FUNCTIONAL DIZZINESS IN THE LIGHT OF THE NEWLY-ESTABLISHED ENTITY – PERSISTENT POSTURAL-PERCEPTUAL DIZZINESS
Autori:
Siniša Maslovara, Dražen Begić, Silva Butković-Soldo, Petar Drviš, Ivana Pajić Matić, Anamarija Šestak
Sažetak
Summary
Functional dizziness is noted for its frequency and is the second most common cause of dizziness in the general population, most prevalent in the age group of 30–50 years. The classic diagnostic process is aimed at finding a medical or surgical diagnosis, and in case it is not found, it is said to be caused by a “psychogenic” disease. In recent decades, using a new, integrative way of thinking, there has been a discovery of functional vestibular disorders. They have always been overcome by acute or back vestibular disease due to poor readout of the postural system. The reason for this lies in a close connection to the brain of nerve projections responsible for controlling motion and position of the body in space with those responsible for danger and fear. The Nomenclature and Classification Committee of Barany’s Vestibular Disorders recently established diagnostic criteria for persistent postural-perceptive dizziness (PPPD). This is the most common functional vestibular disorder, which includes the previously established: persistent postural dizziness, visual and chronic subjective dizziness.
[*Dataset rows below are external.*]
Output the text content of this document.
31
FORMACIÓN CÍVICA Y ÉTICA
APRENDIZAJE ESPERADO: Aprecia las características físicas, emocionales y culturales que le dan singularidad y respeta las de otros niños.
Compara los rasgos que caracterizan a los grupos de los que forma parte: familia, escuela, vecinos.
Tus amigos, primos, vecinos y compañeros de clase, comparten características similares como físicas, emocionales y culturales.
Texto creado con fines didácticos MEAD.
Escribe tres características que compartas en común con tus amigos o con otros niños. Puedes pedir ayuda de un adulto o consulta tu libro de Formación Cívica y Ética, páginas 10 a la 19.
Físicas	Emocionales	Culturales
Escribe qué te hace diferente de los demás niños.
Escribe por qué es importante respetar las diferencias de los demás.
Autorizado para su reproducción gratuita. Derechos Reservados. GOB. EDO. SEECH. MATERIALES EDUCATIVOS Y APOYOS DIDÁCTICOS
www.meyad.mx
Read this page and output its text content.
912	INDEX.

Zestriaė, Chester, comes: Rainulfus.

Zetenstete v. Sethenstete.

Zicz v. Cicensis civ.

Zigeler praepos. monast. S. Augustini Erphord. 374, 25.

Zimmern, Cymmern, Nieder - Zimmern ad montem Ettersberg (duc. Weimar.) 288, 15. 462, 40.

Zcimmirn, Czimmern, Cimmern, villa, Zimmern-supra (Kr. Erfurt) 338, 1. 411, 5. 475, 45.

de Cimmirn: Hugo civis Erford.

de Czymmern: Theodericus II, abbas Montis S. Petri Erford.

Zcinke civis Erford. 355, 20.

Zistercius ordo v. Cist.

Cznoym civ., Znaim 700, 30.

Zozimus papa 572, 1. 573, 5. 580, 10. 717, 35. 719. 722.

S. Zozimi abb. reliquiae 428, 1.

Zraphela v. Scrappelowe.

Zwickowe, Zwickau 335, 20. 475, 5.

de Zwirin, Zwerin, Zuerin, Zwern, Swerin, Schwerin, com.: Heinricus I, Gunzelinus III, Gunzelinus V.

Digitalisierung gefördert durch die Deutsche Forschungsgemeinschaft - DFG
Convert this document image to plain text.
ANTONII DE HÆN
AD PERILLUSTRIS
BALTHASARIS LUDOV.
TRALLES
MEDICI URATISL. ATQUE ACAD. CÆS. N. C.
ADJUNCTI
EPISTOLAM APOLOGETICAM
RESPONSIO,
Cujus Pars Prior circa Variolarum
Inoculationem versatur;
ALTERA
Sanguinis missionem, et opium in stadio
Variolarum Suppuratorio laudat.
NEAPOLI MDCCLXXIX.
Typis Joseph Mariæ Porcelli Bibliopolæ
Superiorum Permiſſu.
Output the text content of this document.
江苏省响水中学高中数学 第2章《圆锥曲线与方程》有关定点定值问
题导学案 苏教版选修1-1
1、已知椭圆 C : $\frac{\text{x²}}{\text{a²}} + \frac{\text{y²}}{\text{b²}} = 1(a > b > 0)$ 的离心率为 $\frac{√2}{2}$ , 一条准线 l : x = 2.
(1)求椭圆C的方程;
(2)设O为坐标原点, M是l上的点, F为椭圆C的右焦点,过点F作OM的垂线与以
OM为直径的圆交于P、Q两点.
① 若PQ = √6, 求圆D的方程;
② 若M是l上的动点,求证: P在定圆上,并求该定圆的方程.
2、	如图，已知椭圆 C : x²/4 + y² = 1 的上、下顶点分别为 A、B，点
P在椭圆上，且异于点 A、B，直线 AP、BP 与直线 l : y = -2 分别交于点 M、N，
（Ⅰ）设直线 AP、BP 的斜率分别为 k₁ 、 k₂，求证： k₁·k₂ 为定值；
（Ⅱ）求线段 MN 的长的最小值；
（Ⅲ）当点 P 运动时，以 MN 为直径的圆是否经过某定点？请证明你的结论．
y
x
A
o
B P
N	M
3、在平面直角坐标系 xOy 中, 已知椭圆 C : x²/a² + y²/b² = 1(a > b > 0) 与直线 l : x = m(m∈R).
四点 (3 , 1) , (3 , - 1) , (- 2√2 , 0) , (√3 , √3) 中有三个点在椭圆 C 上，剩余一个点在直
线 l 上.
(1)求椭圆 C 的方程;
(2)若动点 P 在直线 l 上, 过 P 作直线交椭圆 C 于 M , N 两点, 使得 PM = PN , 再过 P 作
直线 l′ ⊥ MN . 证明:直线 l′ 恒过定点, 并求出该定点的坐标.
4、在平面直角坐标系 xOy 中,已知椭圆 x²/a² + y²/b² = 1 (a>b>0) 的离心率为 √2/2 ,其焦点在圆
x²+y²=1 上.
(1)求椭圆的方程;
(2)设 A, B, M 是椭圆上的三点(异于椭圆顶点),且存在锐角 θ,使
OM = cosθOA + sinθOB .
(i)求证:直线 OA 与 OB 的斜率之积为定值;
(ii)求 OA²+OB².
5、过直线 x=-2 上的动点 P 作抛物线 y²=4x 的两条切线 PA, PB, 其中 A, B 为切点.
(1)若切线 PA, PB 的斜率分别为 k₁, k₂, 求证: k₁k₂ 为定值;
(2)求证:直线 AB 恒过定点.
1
The dominant symptom of PPPD is non-rotatory dizziness that lasts for at least three months continuously and is always associated with the condition of the body. The hypersensitivity to moving stimuli occurs, including the movements of large visual objects or complex visual stimuli in a wide field of vision and the difficulty of performing precision visual actions. For mild and moderate interferences it is advisable to conduct vestibular rehabilitation, as most patients have provocative factors related to vision and movement. Individually tailored exercises are used to reduce susceptibility to provocative movements, and conditioning exercises are very useful for repairing disturbed body posture. Pharmacotherapeutic treatment with selective serotonin or serotonin and norepinephrine reuptake inhibitors is also indicated. Good results are achieved by the use of cognitive-behavioural psychotherapy, changing of negative automatic thoughts, refocusing attention, re-allocation, systematic and gradual exposure or exposure at once, biofeedback etc. The prognosis of the disease is better in patients without comorbidity, while in those with comorbidity it is significantly worse.